House And Senate Leaders Back Amendment Requiring That Lawmakers Live In Their Districts
Back in 2013 SAB was the first to report that multiple lawmakers were no longer living in their legislative districts despite having represented those districts in the 2013 session, and continuing to represent them in interim proceedings.
Among them was Rep. Curtiss Kruen (R-Grand Forks) and Rep. Nancy Johnson (R-Dickinson), neither of whom ran for re-election in 2014. Also among them was Rep. Corey Mock, who is currently serving as Assistant Minority Leader in the State House. Interestingly, Mock’s wife ran for and was elected to the Grand Forks city council from a ward that isn’t in her husband’s district.

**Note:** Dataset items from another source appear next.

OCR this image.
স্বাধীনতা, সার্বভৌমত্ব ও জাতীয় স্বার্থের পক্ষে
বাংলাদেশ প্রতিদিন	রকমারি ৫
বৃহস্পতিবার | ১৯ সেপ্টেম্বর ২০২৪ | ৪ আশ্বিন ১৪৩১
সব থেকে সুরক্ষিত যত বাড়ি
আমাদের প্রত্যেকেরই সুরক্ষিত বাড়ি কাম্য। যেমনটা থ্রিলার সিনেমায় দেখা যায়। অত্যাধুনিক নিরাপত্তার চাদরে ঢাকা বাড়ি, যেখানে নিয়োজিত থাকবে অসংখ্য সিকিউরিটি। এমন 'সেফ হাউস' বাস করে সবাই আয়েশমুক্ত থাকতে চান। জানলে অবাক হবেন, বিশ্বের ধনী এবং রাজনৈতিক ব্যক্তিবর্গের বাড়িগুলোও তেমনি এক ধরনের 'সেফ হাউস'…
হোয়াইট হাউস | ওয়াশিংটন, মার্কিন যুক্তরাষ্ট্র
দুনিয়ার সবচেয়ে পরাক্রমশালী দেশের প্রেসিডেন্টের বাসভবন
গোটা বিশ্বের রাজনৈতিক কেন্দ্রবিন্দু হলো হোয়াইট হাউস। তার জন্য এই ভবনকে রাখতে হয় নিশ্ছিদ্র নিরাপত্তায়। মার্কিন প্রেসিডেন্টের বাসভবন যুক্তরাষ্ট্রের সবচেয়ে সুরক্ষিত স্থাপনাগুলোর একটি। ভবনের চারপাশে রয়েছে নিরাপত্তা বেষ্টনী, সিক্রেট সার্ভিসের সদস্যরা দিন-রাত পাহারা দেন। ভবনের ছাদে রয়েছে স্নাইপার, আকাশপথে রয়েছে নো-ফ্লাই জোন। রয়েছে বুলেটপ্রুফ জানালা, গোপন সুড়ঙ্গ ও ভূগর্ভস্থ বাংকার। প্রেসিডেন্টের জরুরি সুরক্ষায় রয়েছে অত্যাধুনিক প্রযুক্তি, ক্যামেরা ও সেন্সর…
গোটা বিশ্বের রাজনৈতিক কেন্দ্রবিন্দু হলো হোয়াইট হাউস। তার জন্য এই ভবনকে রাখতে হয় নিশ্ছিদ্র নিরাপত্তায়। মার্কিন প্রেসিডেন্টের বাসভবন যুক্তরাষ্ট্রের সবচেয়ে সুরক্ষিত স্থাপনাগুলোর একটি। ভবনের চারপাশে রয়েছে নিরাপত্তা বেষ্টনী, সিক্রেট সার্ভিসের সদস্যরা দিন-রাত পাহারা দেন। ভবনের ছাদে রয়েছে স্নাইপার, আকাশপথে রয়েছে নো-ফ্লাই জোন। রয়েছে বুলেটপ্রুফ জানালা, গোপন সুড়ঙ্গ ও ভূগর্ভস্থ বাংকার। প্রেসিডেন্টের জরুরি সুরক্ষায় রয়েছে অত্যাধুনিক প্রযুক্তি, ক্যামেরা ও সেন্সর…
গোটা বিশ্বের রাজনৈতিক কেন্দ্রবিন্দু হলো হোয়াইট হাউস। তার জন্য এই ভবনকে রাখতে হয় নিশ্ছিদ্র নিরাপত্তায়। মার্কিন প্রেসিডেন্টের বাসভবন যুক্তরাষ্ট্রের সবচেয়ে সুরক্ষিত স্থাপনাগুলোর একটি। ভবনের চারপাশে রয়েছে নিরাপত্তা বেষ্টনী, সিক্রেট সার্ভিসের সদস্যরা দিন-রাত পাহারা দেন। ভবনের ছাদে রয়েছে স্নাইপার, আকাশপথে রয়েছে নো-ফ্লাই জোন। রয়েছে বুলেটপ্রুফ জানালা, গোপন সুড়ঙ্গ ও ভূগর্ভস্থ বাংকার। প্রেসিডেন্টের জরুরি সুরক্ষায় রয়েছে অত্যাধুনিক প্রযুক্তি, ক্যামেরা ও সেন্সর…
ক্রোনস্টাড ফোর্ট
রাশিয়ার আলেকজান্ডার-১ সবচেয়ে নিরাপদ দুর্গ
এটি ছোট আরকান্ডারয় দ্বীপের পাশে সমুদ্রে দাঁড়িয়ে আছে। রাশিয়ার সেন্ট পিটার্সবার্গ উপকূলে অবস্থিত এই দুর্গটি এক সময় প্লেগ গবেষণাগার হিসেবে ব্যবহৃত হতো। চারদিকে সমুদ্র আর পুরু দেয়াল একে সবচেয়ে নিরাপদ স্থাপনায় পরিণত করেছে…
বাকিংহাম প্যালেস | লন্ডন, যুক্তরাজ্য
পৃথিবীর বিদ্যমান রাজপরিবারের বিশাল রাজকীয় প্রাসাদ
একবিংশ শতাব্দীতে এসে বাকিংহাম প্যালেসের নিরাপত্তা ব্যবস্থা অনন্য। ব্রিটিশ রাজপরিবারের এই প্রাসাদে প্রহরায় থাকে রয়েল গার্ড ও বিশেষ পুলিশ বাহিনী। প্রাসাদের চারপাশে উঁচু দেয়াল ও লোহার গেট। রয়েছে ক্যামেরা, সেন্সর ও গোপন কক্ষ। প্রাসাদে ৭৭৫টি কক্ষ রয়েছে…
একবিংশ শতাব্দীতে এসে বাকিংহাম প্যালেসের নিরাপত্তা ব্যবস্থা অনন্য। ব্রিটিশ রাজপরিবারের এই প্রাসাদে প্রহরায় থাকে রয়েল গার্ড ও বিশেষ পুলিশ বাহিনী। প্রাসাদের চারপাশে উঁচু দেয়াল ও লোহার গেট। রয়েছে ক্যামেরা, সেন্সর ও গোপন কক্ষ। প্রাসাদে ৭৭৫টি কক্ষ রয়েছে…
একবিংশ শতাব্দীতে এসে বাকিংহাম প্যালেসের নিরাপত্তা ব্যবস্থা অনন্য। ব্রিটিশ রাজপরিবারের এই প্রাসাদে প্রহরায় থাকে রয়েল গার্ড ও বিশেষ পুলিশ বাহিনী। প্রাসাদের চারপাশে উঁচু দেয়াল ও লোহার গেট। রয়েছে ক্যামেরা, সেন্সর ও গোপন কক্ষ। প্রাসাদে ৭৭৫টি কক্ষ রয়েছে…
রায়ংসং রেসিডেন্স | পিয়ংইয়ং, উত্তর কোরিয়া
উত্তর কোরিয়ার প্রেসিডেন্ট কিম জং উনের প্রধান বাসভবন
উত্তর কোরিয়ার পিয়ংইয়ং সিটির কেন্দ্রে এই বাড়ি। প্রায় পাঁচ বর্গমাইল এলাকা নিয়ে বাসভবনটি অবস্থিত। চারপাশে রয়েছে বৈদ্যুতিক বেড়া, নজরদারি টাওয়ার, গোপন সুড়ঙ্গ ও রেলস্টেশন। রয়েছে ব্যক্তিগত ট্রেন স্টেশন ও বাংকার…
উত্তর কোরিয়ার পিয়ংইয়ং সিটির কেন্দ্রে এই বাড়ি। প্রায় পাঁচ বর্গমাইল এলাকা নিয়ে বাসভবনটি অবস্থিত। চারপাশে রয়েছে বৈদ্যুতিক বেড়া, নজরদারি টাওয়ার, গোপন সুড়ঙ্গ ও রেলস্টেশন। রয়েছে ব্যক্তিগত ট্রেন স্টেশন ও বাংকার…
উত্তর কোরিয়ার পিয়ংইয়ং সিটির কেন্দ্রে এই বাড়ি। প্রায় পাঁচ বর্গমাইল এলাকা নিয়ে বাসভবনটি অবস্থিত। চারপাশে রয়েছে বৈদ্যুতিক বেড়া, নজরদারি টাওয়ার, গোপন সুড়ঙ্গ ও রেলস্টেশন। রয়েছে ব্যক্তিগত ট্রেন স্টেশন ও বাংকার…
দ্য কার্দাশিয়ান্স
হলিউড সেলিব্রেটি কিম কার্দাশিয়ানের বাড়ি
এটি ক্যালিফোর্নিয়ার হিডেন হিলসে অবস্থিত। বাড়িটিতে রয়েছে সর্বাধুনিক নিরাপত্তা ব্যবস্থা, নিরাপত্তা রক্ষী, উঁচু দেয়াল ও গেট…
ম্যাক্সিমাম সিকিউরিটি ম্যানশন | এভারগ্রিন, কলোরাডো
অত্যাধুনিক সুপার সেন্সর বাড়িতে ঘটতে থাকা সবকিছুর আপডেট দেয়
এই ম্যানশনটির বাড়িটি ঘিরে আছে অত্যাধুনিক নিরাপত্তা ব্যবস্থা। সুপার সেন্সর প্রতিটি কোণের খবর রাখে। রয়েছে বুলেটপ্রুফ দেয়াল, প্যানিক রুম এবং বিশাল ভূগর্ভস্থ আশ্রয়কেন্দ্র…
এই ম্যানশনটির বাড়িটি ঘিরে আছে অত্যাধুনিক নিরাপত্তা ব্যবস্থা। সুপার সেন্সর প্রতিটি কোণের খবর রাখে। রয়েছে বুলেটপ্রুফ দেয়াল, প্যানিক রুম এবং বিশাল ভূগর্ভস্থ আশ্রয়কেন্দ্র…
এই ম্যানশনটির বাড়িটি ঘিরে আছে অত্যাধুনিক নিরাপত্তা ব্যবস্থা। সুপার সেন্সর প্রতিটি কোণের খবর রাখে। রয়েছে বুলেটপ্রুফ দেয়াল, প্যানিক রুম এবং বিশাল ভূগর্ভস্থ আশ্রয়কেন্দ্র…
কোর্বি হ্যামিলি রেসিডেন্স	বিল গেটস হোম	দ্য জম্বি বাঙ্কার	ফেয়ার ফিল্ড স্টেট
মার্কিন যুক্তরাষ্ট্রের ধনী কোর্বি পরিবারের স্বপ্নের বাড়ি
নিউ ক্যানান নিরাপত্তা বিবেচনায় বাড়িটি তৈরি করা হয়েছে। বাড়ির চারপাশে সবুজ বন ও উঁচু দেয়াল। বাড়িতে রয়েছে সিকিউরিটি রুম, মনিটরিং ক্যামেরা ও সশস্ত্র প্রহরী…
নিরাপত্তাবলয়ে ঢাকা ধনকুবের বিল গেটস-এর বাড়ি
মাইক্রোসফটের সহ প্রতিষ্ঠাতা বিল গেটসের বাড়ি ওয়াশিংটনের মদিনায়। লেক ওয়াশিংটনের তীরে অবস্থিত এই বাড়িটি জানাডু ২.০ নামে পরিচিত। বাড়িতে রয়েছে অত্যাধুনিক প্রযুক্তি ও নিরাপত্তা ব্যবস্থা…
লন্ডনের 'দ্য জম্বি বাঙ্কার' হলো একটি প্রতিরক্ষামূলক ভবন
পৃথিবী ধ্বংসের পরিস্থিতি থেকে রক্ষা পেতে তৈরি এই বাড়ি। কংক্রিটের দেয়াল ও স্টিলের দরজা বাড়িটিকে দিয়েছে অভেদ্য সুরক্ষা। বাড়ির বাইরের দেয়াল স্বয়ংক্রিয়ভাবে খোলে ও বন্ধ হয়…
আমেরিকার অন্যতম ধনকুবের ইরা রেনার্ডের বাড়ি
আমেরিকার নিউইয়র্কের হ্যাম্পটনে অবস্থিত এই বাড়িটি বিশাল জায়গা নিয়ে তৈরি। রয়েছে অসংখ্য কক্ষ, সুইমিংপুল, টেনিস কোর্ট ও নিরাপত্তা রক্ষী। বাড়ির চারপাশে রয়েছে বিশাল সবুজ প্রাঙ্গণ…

Currently state statute doesn’t allow for this sort of thing. Section 44-02-01 of the North Dakota Century Code which states, “An office becomes vacant if the incumbent shall…Cease to be a resident of the state, district, county, or other political subdivision in which the duties of the office are to be discharged, or for which the person may have been elected.” But the state Supreme Court has ruled that the constitution controls the prerequisites for serving in the Legislature, and that statute cannot add requirements.
So, for now, Mock is able to serve in the Legislature ostensibly serving the people of District 42 even though he hasn’t lived in that district for some time.
But HCR4010 would change that. It amends Article IV, Section 5 of the state constitution from the current requirement, which is that lawmakers merely be residents of their districts on election day, to a requirement that they live in their districts in order to be eligible to serve in the legislature.
Here are the changes:
What is perhaps most interesting about the resolution is the sponsorship. The Majority and Minority leadership of both houses is backing it including Rep. Al Carlson and Senator Rich Wardner (Republicans), as well as Rep. Kenton Onstad and Senator Mac Schneider (Democrats).
It looks like the leaders in the legislature are looking to close this loophole in a bipartisan way.
Which seems appropriate. Some of these instances of lawmakers moving out of districts are more egregious than others (Rep. Johnson moved across the state to Fargo, Mock seems to have merely moved across town), why even bother to have legislative districts if we aren’t going to require that those who represent them actually, you know, live there?